По описанию очевидцев, такому сражению, которое было в Праге, не было равных. Сражались не дилетанты тотальной мобилизации. Насмерть сошлись виртуозы войны! Дивизия Буняченко, укомплектованная из молодых русских парней, прошедших огни, воды и сталинские лагеря, насмерть схватилась с отборной дивизией из кадровых эсэсовцев, прошедших великолепную немецкую выучку. А кроме выучки, имели немцы доты в парках и пулемётные гнёзда на перекрестках. И, всё-таки, победил боевой дух власовцев, сплавленный из ненависти, удали и лихого русского "авось"!
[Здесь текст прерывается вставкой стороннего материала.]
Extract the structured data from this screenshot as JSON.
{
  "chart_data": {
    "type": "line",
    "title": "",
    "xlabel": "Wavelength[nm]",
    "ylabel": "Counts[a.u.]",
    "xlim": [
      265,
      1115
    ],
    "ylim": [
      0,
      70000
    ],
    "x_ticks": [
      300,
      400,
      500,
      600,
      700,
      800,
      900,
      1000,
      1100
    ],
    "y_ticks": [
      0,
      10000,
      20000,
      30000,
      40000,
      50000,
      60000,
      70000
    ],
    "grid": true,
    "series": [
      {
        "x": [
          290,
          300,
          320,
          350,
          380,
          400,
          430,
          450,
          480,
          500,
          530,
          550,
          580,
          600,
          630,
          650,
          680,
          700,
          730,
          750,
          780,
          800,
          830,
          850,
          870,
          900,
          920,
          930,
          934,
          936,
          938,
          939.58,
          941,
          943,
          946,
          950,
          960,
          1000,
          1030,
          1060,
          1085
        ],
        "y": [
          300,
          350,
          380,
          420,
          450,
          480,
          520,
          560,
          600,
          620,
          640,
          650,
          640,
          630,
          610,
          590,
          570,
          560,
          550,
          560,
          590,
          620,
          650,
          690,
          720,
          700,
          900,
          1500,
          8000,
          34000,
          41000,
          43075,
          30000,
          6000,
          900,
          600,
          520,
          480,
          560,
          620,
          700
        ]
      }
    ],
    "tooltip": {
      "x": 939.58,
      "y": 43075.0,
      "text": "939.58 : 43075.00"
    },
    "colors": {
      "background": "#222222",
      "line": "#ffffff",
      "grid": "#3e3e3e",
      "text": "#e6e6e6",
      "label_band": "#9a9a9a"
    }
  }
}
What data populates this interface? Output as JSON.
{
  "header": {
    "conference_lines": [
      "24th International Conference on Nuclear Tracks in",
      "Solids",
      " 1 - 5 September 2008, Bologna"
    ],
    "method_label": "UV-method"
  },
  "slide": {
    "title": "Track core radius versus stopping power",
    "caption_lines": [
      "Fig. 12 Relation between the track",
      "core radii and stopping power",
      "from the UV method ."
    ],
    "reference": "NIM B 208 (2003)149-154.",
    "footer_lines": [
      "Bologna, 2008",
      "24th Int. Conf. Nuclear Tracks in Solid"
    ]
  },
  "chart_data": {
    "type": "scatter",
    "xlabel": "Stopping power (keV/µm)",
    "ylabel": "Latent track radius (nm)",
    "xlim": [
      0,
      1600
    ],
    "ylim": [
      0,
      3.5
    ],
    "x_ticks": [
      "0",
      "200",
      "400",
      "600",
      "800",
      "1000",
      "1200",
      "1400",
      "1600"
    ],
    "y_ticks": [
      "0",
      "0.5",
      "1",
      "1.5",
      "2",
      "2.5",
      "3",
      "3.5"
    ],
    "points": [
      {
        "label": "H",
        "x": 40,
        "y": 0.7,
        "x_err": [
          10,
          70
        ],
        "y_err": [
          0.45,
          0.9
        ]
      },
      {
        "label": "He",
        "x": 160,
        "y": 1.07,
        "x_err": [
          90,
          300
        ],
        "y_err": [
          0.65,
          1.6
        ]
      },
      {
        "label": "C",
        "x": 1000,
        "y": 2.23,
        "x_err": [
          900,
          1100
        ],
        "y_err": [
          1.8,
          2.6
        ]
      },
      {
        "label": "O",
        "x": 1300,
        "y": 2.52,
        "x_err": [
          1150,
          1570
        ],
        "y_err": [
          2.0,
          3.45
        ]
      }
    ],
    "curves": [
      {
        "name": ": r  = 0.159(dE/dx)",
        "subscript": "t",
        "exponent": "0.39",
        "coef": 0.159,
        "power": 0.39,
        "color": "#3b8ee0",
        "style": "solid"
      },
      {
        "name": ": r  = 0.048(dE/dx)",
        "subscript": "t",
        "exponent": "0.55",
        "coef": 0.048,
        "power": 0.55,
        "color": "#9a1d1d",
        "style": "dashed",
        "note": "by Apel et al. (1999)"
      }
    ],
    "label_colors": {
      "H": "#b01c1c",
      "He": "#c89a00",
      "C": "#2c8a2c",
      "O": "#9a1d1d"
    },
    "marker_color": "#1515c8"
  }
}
В первую очередь власовцы захватили немецкие оружейные арсеналы в Праге и раздали оружие повстанцам, рассчитывая на их активную поддержку. Но, к удивлению власовцев, большинство чехов не умели стрелять! А как они собирались отстаивать свои средневековые баррикады?? Зато чехи были проводниками по чердакам и подземным городским коммуникациям, а, главное, -- расторопными санитарами, организаторами медпунктов, госпиталей, кухонь... Два дня и две ночи не смолкала канонада на улицах Праги. На третье утро осела пыль от взрывов, развеялся дым пожаров. Стихли пулемётные и автоматные очереди - немцы подняли белые флаги. Но дорого обошлась для дивизии Буняченко эта победа: за счёт убитых и получивших тяжелые ранения, состав дивизии сократился на треть.
Разоружив немцев, дивизия Буняченко покинула Прагу, выполняя приказ, полученный от Власова: не вступать в контакт с Советской Армией! Но тяжело раненых пришлось оставить в Праге: на пути к союзникам дивизию Буняченко ждали бои с немцами. Новое правительство Чехословакии, благодарное власовцам за своё спасение, клятвенно заверило Буняченко в том, что они жизней своих не пожалеют, но сберегут раненых русских! Наивные чехи думали, что теперь они хозяева в Праге. Да, чехи отдали свои жизни... но раненых власовцев не спасли.
Командиры РОА, лучше чехов знавшие трусливое скудоумие и подлость командования Советской Армии и зависимость их от гебни и смерша. И не были они уверены в том, что чехи останутся хозяевами в Праге, как и в своей стране. Но надеялись на то, что ранения, полученные солдатами РОА при освобождении Праги, будут достаточным основанием для их помилования. Ведь есть же такой закон для штрафных батальонов! Да и другого выхода не было ни у Буняченко, ни у чехов. Не могли тогда предполагать ни чехи, ни власовцы то, что освобождение ими Праги усугубило их вину перед Берией и Сталиным, планы которых они сорвали, не позволив немцам уничтожить чешское подполье и активных пражан, способных отстаивать свободу Чехословакии! Осыпаемые цветами и поцелуями чехов, покидали Прагу солдаты РОА, с тяжестью на душе оставляя раненых друзей.